Proof: We first calculate the transition probability of the method. The probability to go from ${x_{k-1}}$ to the proposed ${x^{*}}$ is “${q(x^{*},x_{k-1})}$ multiplied by the acceptance rate ${\alpha}$” and the probability to stay in ${x_{k-1}}$ is ${1-\alpha}$. In formula: We write the acceptance ratio as

$\displaystyle \begin{array}{rcl} \alpha(x_{k-1},x^{*}) = \min(1,\frac{p(x^{*})}{p(x_{k-1})}) = \begin{cases} 1 & p(x^{*})\geq p(x_{k-1})\\ \frac{p(x^{*})}{p(x_{k-1})} & p(x_{k-1})\geq p(x^{*}) \end{cases} \end{array}$

and can write the transition probability as

$\displaystyle \begin{array}{rcl} \kappa(y,x) = \alpha(x,y)q(y,x) + (1-\alpha^{*}(x))\delta_{x}(y) \end{array}$

with

$\displaystyle \begin{array}{rcl} \alpha^{*}(x) = \int \alpha(x,y)q(y,x) dy. \end{array}$

We aim to show the detailed balance equation ${p(x)\kappa(y,x) = p(y)\kappa(x,y)}$. First by a simple distinction of cases, we get

$\displaystyle \begin{array}{rcl} \frac{\alpha(x,y)}{\alpha(y,x)} = \frac{p(y)}{p(x)}. \end{array}$

This gives ${p(x)\alpha(x,y) = p(y)\alpha(y,x)}$ and since ${q}$ is symmetric, we get

$\displaystyle \begin{array}{rcl} p(x)\alpha(x,y)q(x,y) = p(y)\alpha(y,x)q(x,y). \end{array}$

Then we note that

$\displaystyle \begin{array}{rcl} (1-\alpha^{*}(x))\delta_{x}(y) p(x) = (1-\alpha^{*}(y))\delta_{y}(x)p(y) \end{array}$

(which can be seen by integration both sides against some ${f(x,y)}$). Putting things together, we get

$\displaystyle \begin{array}{rcl} p(x)\kappa(y,x) & = & p(x) \alpha(x,y)q(y,x) + p(x)(1-\alpha^{*}(x))\delta_{x}(y)\\ & = & p(y)\alpha(y,x)q(x,y) + p(y)(1-\alpha^{*}(y)\delta_{y}(x)\\ & = & p(y)\kappa(x,y) \end{array}$

as desired. $\Box$

Note that Metropolis-Hastings sampling is fairly easy to implement as soon as it is simple to get samples from the proposal distribution. A quick way is to use the standard normal distribution as proposal distribution. In this case, Metropolis-Hastings performs a “restricted random walk”, i.e. if we would accept every step, the sequence ${x_{k}}$ would be a random walk. However, we allow for the possibility to stop the walk in the cases where it would lead us to a region of lower probability — in the cases where it leads to a point of higher probability, we follow the random walk. Although this approach is simple to implement, it may take a lot of time for the chain to get something reasonable. The reasons are, that the random walk steps may be rejected quite often, that it is a long way to get to where the “most probability is” from the initialization or that the distribution ${p}$ has several modes, separated by valleys and that the random walk has difficulties to get from one mode to the other (again due to frequent rejection).

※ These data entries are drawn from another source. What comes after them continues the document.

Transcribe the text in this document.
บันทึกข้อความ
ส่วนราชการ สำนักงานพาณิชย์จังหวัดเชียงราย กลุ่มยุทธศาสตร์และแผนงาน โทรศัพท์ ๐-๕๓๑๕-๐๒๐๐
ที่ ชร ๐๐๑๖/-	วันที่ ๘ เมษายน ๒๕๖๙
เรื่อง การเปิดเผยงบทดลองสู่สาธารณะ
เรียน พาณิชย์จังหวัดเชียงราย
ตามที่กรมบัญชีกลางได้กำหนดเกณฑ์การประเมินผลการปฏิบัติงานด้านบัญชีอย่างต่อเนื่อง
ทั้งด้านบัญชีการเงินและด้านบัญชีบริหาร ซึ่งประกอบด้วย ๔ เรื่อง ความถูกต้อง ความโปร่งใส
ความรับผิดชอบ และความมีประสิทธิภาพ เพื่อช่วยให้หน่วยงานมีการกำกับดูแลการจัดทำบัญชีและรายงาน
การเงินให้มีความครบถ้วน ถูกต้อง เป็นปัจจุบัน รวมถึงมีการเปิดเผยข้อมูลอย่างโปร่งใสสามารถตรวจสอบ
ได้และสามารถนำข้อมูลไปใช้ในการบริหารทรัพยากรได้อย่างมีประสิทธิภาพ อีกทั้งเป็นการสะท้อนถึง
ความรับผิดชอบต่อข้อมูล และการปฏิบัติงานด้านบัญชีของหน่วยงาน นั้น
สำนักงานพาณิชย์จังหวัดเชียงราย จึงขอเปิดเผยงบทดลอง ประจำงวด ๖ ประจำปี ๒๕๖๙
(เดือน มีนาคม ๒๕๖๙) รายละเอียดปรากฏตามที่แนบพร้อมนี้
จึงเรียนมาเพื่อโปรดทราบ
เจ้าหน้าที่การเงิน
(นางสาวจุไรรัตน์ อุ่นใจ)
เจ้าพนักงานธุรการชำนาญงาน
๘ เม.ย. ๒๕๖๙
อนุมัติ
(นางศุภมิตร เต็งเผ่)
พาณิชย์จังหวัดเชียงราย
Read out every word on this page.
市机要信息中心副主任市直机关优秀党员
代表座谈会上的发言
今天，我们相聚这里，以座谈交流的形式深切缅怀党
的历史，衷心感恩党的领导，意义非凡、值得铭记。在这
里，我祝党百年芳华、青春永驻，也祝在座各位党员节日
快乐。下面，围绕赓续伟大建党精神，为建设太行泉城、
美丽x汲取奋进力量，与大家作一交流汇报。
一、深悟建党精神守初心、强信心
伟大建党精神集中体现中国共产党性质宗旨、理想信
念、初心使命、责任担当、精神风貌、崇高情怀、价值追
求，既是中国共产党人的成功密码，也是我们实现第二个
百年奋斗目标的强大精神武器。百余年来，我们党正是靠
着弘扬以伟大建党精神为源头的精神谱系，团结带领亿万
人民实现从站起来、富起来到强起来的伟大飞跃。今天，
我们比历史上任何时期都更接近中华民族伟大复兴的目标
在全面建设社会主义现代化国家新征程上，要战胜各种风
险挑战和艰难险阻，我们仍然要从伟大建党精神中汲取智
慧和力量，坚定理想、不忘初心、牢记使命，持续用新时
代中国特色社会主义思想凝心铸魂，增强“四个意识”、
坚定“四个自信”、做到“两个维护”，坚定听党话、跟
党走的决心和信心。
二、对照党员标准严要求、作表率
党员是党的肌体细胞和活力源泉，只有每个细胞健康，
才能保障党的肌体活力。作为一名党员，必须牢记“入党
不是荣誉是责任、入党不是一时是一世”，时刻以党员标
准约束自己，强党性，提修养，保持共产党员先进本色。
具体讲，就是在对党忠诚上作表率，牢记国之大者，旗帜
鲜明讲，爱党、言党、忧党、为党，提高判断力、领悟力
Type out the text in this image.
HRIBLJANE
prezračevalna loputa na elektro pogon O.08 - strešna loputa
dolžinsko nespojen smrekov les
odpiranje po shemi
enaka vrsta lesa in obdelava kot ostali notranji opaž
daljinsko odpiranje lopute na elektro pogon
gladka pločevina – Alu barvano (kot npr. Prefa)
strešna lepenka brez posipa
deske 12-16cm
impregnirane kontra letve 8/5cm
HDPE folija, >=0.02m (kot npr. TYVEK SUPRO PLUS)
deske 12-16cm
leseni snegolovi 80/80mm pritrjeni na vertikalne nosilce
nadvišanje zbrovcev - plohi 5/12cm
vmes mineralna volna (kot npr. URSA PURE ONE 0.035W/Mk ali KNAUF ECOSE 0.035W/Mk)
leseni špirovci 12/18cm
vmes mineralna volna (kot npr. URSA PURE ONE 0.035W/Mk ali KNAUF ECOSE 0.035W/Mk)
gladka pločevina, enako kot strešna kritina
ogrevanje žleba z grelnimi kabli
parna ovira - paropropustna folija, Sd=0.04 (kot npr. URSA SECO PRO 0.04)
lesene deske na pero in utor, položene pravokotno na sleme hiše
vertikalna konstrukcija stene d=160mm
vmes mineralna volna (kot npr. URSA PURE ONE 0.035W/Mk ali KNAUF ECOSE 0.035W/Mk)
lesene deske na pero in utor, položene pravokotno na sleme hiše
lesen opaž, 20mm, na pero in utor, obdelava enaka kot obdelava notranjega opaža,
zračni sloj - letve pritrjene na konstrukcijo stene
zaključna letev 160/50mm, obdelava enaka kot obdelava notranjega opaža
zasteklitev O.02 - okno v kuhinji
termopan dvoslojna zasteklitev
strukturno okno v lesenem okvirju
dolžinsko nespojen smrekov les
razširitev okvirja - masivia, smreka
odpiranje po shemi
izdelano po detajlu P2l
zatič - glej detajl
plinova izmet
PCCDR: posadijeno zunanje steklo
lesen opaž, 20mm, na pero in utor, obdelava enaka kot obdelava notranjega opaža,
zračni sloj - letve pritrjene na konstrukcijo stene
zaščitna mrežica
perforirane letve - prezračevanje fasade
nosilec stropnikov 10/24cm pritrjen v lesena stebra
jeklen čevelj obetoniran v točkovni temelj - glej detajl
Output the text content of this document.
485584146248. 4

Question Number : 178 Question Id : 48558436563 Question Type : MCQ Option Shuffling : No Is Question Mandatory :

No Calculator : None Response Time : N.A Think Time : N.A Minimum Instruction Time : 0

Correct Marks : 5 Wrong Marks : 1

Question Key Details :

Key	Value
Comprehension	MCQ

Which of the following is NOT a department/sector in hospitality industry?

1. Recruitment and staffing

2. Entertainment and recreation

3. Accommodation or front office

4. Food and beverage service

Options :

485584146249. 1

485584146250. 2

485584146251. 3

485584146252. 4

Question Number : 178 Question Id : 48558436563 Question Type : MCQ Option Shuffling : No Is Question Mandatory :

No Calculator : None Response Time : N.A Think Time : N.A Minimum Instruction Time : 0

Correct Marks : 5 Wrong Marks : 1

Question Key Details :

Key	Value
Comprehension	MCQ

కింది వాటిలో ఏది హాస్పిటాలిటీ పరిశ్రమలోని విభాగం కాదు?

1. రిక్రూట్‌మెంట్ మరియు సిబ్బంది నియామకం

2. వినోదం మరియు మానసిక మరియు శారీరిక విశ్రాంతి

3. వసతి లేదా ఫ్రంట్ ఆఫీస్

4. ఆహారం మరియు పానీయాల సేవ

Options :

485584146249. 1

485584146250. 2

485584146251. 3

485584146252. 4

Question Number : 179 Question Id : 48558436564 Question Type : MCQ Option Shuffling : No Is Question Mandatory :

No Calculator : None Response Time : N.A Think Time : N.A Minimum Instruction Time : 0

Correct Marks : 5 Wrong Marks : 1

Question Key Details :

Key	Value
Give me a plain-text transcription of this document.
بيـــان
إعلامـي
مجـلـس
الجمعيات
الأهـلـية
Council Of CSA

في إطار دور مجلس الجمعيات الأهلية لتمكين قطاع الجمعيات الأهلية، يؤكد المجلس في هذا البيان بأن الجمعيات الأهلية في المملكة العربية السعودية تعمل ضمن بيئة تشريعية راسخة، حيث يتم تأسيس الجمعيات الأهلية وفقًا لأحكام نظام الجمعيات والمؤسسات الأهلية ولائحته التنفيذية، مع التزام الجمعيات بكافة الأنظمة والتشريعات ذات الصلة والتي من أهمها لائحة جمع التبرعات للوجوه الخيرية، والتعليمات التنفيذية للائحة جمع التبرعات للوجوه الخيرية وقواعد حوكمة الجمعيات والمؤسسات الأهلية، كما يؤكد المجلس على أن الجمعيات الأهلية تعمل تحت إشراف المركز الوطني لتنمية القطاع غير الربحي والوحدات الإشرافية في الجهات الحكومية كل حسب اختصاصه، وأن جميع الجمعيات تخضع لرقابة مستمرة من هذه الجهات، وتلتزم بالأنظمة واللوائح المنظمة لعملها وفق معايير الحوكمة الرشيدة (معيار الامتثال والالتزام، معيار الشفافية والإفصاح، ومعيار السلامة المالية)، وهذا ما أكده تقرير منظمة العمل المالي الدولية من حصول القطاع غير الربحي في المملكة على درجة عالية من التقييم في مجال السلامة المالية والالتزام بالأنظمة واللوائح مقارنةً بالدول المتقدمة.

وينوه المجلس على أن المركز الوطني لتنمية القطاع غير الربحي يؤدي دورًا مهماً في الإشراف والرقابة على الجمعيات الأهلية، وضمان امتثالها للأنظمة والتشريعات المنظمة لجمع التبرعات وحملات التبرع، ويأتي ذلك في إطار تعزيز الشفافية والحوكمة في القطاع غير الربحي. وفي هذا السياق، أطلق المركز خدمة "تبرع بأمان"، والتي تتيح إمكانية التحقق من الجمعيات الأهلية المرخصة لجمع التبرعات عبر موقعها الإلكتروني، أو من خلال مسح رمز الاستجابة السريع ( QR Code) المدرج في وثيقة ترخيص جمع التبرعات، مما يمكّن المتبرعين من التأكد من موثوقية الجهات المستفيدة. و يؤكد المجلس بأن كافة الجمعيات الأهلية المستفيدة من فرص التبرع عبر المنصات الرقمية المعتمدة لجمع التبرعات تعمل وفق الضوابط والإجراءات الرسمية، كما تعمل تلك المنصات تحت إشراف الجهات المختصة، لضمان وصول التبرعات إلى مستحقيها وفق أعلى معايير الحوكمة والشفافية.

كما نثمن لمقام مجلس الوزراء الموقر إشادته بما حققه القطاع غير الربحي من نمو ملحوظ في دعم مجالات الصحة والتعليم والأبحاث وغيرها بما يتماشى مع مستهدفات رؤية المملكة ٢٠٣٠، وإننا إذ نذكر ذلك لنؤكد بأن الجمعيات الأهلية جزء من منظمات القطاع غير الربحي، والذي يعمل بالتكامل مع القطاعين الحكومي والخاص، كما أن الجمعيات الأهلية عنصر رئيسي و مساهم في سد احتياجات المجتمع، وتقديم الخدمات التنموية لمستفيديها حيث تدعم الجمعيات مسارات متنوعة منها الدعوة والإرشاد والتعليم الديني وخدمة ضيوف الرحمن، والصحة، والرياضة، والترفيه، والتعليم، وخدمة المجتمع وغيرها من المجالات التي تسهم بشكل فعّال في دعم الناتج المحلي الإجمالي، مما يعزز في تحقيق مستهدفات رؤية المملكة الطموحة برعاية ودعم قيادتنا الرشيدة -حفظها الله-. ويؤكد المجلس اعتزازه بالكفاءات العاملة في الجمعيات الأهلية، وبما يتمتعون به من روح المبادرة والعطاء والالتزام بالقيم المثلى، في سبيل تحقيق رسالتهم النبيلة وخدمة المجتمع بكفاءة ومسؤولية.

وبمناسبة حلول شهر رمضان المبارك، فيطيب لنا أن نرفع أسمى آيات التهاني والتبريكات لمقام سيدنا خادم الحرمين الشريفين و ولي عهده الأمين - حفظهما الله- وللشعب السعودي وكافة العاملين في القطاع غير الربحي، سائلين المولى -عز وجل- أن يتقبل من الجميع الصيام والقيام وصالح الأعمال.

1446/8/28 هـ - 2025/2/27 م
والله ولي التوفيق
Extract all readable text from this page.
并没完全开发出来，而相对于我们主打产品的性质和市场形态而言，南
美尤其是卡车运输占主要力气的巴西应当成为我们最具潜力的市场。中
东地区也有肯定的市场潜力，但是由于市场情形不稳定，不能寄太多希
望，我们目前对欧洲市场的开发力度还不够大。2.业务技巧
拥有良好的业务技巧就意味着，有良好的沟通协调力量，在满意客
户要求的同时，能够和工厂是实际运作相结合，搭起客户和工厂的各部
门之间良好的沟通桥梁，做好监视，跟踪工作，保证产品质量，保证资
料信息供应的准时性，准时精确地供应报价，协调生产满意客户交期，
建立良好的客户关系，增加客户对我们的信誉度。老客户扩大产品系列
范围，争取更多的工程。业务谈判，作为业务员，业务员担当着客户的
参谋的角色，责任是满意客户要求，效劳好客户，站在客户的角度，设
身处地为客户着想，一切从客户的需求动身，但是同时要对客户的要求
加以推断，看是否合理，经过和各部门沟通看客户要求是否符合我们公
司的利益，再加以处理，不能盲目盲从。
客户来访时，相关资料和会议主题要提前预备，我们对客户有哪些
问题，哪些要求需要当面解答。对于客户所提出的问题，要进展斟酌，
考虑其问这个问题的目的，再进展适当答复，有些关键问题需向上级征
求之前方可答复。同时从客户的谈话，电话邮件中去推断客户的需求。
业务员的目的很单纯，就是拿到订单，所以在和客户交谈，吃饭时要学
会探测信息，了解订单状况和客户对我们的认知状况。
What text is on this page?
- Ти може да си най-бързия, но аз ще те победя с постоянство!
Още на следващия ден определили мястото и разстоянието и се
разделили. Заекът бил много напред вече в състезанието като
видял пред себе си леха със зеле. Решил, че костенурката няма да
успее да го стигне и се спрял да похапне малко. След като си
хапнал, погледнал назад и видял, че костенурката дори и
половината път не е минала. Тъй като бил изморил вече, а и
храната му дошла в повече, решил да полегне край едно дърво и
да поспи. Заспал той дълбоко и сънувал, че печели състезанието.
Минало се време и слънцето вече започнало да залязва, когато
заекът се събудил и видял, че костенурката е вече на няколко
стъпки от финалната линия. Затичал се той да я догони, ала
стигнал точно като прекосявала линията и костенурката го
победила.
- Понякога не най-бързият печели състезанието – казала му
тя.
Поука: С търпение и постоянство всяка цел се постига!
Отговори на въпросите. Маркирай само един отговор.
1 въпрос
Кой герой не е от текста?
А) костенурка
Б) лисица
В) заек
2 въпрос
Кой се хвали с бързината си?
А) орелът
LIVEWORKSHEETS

Also note that one can use Gaussian distributions with any variance as proposal distributions and that the variance acts like some stepsize. As often with stepsizes, there is a trade-off: smaller stepsizes mean, that the sampler will need more time to explore the distribution while larger stepsizes would allow faster exploration but also lead to more frequent rejection.